7. Измерение синаптического переноса частиц в BSLB

  1. Откройте FCS-файлы эксперимента. Выберите популяцию клеток и BSLB на основе их боковых и передних областей рассеяния света (SSC-A против FSC-A), как показано на рисунке 3B (i).
  2. Выберите события в окне непрерывного сбора (рисунок 3B (ii)).
  3. Сосредоточьтесь на единичных событиях как ячеек, так и BSLB; идентифицировать одиночные ячейки сначала на основе низкого W в последовательных затворах FSC-W/FSC-H (синглеты-1, рисунок 3B панель (iii)) и SSC-W/SSC-H (синглеты-2; Рисунок 3В панель (iv)).
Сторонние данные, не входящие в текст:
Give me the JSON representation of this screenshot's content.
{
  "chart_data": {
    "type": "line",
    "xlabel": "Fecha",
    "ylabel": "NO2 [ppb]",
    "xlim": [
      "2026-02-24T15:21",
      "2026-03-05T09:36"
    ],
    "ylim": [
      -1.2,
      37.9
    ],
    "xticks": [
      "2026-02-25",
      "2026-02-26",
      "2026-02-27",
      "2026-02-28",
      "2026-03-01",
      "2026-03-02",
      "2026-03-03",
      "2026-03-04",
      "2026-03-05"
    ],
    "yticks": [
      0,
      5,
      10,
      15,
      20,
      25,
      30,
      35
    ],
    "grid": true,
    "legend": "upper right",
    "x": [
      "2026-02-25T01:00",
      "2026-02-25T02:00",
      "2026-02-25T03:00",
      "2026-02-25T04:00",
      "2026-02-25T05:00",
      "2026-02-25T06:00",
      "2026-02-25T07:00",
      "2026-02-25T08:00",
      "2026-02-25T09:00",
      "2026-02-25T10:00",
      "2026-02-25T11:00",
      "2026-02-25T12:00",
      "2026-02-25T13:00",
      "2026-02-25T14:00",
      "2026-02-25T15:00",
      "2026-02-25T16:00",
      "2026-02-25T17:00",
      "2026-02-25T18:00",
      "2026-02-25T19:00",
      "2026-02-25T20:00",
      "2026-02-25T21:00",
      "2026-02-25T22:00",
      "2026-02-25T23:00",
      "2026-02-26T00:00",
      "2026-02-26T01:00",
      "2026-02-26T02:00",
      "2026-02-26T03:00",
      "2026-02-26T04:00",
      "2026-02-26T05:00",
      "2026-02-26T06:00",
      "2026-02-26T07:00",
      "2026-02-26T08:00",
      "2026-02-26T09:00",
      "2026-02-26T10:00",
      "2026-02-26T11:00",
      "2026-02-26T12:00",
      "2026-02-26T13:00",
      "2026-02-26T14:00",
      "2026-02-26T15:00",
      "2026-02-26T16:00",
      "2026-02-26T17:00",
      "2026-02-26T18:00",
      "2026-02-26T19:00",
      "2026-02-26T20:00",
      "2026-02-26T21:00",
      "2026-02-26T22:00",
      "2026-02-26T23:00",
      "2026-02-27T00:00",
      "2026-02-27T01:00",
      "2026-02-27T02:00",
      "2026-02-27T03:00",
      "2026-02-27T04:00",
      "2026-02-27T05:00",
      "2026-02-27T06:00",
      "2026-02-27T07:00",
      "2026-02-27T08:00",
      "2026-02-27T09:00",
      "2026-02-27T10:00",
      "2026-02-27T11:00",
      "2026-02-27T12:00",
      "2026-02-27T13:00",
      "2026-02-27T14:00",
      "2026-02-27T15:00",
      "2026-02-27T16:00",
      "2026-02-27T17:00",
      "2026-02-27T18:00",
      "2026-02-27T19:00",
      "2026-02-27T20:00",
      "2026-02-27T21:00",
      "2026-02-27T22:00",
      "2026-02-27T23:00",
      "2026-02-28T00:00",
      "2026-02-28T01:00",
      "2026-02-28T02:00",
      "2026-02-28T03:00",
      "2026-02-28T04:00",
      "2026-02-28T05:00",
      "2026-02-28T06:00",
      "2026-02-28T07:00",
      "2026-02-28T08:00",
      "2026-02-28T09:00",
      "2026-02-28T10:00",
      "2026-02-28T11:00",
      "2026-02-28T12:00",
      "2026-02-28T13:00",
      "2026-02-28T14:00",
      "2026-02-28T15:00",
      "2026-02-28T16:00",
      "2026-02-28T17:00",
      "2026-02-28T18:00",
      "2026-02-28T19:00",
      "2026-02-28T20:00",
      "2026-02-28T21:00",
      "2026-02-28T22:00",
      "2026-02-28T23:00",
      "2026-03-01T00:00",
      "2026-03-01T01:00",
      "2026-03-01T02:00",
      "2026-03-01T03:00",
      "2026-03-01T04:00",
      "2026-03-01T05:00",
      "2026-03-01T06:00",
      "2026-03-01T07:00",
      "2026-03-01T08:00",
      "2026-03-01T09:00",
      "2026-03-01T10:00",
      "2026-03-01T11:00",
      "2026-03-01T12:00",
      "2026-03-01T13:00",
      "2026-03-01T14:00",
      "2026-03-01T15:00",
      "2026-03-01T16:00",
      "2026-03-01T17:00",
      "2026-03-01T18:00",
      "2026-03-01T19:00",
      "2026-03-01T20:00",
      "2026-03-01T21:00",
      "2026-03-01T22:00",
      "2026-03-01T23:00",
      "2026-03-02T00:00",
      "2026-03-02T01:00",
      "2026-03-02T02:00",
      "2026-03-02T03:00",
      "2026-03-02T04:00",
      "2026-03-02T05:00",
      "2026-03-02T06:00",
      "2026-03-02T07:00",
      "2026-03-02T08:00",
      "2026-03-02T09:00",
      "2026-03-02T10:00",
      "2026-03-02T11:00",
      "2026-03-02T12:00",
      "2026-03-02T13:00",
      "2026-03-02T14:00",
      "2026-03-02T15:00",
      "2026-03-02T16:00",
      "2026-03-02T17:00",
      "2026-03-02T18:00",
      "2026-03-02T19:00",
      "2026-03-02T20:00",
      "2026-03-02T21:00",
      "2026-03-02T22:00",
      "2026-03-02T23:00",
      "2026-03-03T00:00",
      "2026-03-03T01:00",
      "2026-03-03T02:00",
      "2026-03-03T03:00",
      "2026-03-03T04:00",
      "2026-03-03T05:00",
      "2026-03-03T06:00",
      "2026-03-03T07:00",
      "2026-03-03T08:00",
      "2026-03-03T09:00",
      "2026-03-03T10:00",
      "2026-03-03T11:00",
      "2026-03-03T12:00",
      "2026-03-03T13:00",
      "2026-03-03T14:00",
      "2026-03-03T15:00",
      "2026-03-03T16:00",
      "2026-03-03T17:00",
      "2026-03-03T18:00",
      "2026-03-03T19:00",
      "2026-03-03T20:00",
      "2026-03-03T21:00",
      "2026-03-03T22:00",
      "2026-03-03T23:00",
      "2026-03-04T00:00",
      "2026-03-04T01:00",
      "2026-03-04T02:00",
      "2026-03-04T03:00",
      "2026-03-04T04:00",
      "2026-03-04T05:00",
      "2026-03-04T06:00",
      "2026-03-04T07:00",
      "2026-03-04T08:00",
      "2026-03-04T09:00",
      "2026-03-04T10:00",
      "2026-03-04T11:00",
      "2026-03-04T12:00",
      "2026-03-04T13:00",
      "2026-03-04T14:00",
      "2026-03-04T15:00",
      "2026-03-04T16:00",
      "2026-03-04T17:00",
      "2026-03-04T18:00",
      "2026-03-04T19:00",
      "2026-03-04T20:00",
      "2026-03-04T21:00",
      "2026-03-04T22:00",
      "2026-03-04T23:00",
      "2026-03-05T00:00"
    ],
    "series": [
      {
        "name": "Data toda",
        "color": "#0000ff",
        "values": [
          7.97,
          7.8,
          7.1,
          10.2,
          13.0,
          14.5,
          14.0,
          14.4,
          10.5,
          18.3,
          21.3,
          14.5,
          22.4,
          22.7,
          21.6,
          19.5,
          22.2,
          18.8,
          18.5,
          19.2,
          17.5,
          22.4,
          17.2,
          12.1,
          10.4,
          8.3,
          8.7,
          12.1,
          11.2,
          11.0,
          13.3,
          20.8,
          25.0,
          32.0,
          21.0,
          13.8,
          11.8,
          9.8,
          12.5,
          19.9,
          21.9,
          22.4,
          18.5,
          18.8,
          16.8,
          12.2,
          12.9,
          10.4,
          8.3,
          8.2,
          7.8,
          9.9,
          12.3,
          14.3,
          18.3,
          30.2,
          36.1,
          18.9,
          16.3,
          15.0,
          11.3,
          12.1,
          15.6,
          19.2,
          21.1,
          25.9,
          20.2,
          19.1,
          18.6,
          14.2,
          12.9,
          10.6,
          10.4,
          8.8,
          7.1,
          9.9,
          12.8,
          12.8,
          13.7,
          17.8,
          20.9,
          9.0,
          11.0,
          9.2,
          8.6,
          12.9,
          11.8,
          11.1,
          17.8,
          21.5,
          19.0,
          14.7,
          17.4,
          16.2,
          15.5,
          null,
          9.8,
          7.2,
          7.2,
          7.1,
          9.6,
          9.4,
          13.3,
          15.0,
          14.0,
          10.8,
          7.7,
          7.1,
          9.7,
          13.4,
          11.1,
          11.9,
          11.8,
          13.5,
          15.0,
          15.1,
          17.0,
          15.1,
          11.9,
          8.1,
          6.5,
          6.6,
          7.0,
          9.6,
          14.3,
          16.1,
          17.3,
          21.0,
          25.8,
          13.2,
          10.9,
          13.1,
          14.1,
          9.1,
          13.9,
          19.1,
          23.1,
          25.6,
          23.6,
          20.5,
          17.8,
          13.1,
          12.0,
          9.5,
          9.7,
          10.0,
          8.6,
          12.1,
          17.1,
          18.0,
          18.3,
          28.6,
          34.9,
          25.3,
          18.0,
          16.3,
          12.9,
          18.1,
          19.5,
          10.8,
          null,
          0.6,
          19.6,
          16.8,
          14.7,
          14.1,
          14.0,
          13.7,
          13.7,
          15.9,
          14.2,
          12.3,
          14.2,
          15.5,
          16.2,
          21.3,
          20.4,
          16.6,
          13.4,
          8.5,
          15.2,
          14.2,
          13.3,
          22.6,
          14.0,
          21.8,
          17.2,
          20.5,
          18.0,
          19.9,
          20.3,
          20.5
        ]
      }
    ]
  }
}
Определите дополнительный затвор singlets-3, выбрав события с пропорциональными FSC-A и FSC-H (рисунок 3B, панель (v)).
  4. Извлеките МФО из фракций MESF заготовки и от 1 до 4 и из отдельных клеток и MESF для каждого экспериментального образца.
  5. Генерация скорректированных значений MFI (cMFI) для фракций MESF от 1 до 4 путем вычитания MFI пустой популяции бусин из каждой дроби.
  6. Генерация cMFI для отдельных BSLB и ячеек (см. рисунок 3C панели (i)).
  7. Используйте сигнал от BSLB, окрашенный контрольными антителами изотипа, для коррекции MFI BSLB, окрашенного антителами, против соответствующих маркеров Т-клеток. Используйте cMFI для расчета нормализованного процента синаптического переноса (NST%) с помощью уравнения, показанного на рисунке 3C панели (ii).
  8. Если вас интересуют частицы, специально передаваемые в ответ на срабатывание TCR, вычтите сигнал из нулевых BSLB из MFI агонистических BSLB. Используйте этот cMFI для расчета NST%, управляемого TCR , используя уравнение, показанное на рисунке 3C панели (ii).
  9. Если вы заинтересованы в определении общего количества молекул, передаваемых в качестве груза частиц через интерфейс Т-клетка-BSLB, приобретите эталонные шарики MESF, используя те же настройки прибора и сеанс сбора для кокультур Т-клеток-BSLB.
  10. Анализ популяций шариков MESF и извлечение их цМФИ, как указано на этапах протокола 5.8.15-5.8.17. Рассчитайте наклон линии, наиболее подходящей для регрессионного анализа MESF над cMFI.
  11. Используйте рассчитанный наклон для извлечения количества MESF, нанесенных на BSLB. Используйте cMFI, рассчитанные с использованием либо элементов управления изотипом, либо нулевого BSLB в качестве пробелов, чтобы извлечь количество MESF, переданных специально стимулирующим BSLB.
  12. Рассчитать количество молекул маркеров, перенесенных в BSLB, разделив рассчитанные (средние) MESF на BSLB на значение F/P количественного антитела.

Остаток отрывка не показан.